E vós, mestres profanos, regentes, que, ainda hoje, fazeis uma cousa capital do estudo disso que chamais a bela latinidade; que não receais propor como modelo, Catullo, Horácio, Terêncio bem mais perigoso que Virgílio, que alcunhais de bárbaro tudo o que não traz o selo da sua linguagem, escutai como Santo Agostinho julga a vossa consulta: «Faziam-me olhar como cousa capital, a que me obrigavam a aplicar-me com a esperança de recompensas ou com o receio de castigos, o aprender as palavras cheias de dor e cólera de Juno, que não podia impedir Enéas de chegar à Itália. Obrigavam-nos a dizer em prosa algumas das cousas que o poeta tinha dito em verso; e o mais aplaudido era o que melhor representasse a ira da deusa imaginaria. Vede, Senhor Deus, vede a importância que ligam os filhos dos homens a silabas e letras, esquecendo os vossos preceitos! Mais depressa culparão quem não tiver pronunciado bem uma palavra, do que quem tiver infringido a vossa lei! Será para admirar que todas estas vaidades me apartassem de vós, meu Deus, quando me apresentavam homens que eram mentidos a ridículo se, ao contar as suas ações, usassem dum barbarismo ou dum solecismo; e que eram cobertos de elogios se tinham o talento de contar as suas infâmias com estilo correto e elegante?» Que frutos tirou o jovem Agostinho desta educação pagã, tão semelhante à nossa? Os que devia tirar e se tirarão sempre: o predomínio do sensualismo, o enfraquecimento do espiritualismo; noutros termos, a imoralidade antecipada e o aborrecimento das cousas de Deus. «Quando tive mais idade, diz ele mesmo, quiz ler as Escrituras. Mas não era capaz de penetrar-lhes o sentido; o meu orgulho recusava aceitar as suas lições. O estilo, a ideia, tudo me parecia indigno de comparar-se a majestade de Cicero. O soberbo do meu espirito não podia suportar a sua linguagem; a minha vista não penetrava a profundidade de seus pensamentos. A sabedoria que se faz ouvir nela é a que se dá l) em com as crianças, e eu não queria ser criança, porque, cheio de mim, julgava-me alguma cousa grande».
A história de Agostinho é, mais ou menos, a história de todos os mancebos; a história do seu coração é a história do coração humano. Não nos devemos, pois, admirar de ouvir este grande homem clamar a todos os séculos: a Instruir a infância com livros pagãos, é ensinar-lhes inutilidades, é roubá-los de Deus, é entregá-los ao demônio. O que é tudo isso, senão vento e fumo? Não há outro meio de cultivar o espirito e adquirir eloquência? Os vossos louvores, Senhor, tão eloquentemente cantados na Sagrada Escritura, teriam elevado o meu fraco coração, e não o teriam deixado ser preza das garras de impuras aves. Ah! há mais do que um meio para sacrificar os homens ao demônio.... É assim que convém educar a mocidade? São esses os modelos que se lhe devem apresentar? Fazendo assim, não são aves, nem animais, nem mesmo sangue humano que vós ofertais; mas, o que é bem mais abominável ainda, é a inocência da juventude que vós imorais sobre os altares de Satanás (2)».

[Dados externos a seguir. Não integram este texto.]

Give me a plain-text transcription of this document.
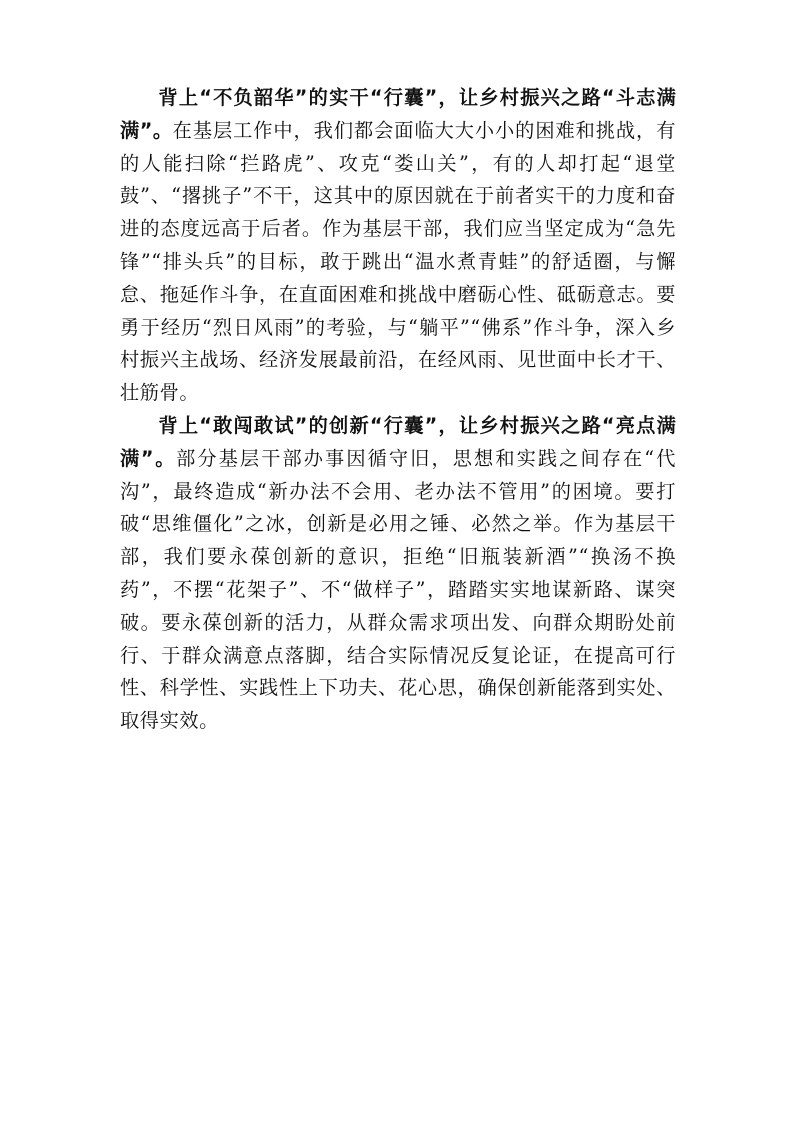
背上“不负韶华”的实干“行囊”，让乡村振兴之路“斗志满满”。在基层工作中，我们都会面临大大小小的困难和挑战，有的人能扫除“拦路虎”、攻克“娄山关”，有的人却打起“退堂鼓”、“撂挑子”不干，这其中的原因就在于前者实干的力度和奋进的态度远高于后者。作为基层干部，我们应当坚定成为“急先锋”“排头兵”的目标，敢于跳出“温水煮青蛙”的舒适圈，与懈怠、拖延作斗争，在直面困难和挑战中磨砺心性、砥砺意志。要勇于经历“烈日风雨”的考验，与“躺平”“佛系”作斗争，深入乡村振兴主战场、经济发展最前沿，在经风雨、见世面中长才干、壮筋骨。

背上“敢闯敢试”的创新“行囊”，让乡村振兴之路“亮点满满”。部分基层干部办事因循守旧，思想和实践之间存在“代沟”，最终造成“新办法不会用、老办法不管用”的困境。要打破“思维僵化”之冰，创新是必用之锤、必然之举。作为基层干部，我们要永葆创新的意识，拒绝“旧瓶装新酒”“换汤不换药”，不摆“花架子”、不“做样子”，踏踏实实地谋新路、谋突破。要永葆创新的活力，从群众需求项出发、向群众期盼处前行、于群众满意点落脚，结合实际情况反复论证，在提高可行性、科学性、实践性上下功夫、花心思，确保创新能落到实处、取得实效。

Depois, vendo a triste condição da infância, roubada tão cedo a Deus, começa a chorar e exclama: «Vós vedes isto, Senhor, e calais-vos, vós que sois todo bondade, misericórdia e verdade! Mas, calar-vos-eis sempre? Não retirareis do abismo almas feitas para vós e sedentas do vosso amor»? Acrescentaremos que um dos maiores pesares deste grande santo foi ter ele mesmo ensinado a retórica pelo método pagão, corrompendo e materializando o espirito de seus discípulos.[2]
[1] SÃO JERÔNIMO, Ad Eustocli., De custod. virginità, ep. xvin, opp., t. IV, p. 43. Citado em: O Verme Roedor de Mons. Gaume, cap. VIII, p. 88-90.
[2] SANTO AGOSTINHO. Confissões, Livro V; Epist. Ad Nectarium; Epist. Lib. XI, ep. 54, opp., t. III, p. 1171. Citado por Mons. Gaume (O Verme Roedor, p. 93-96).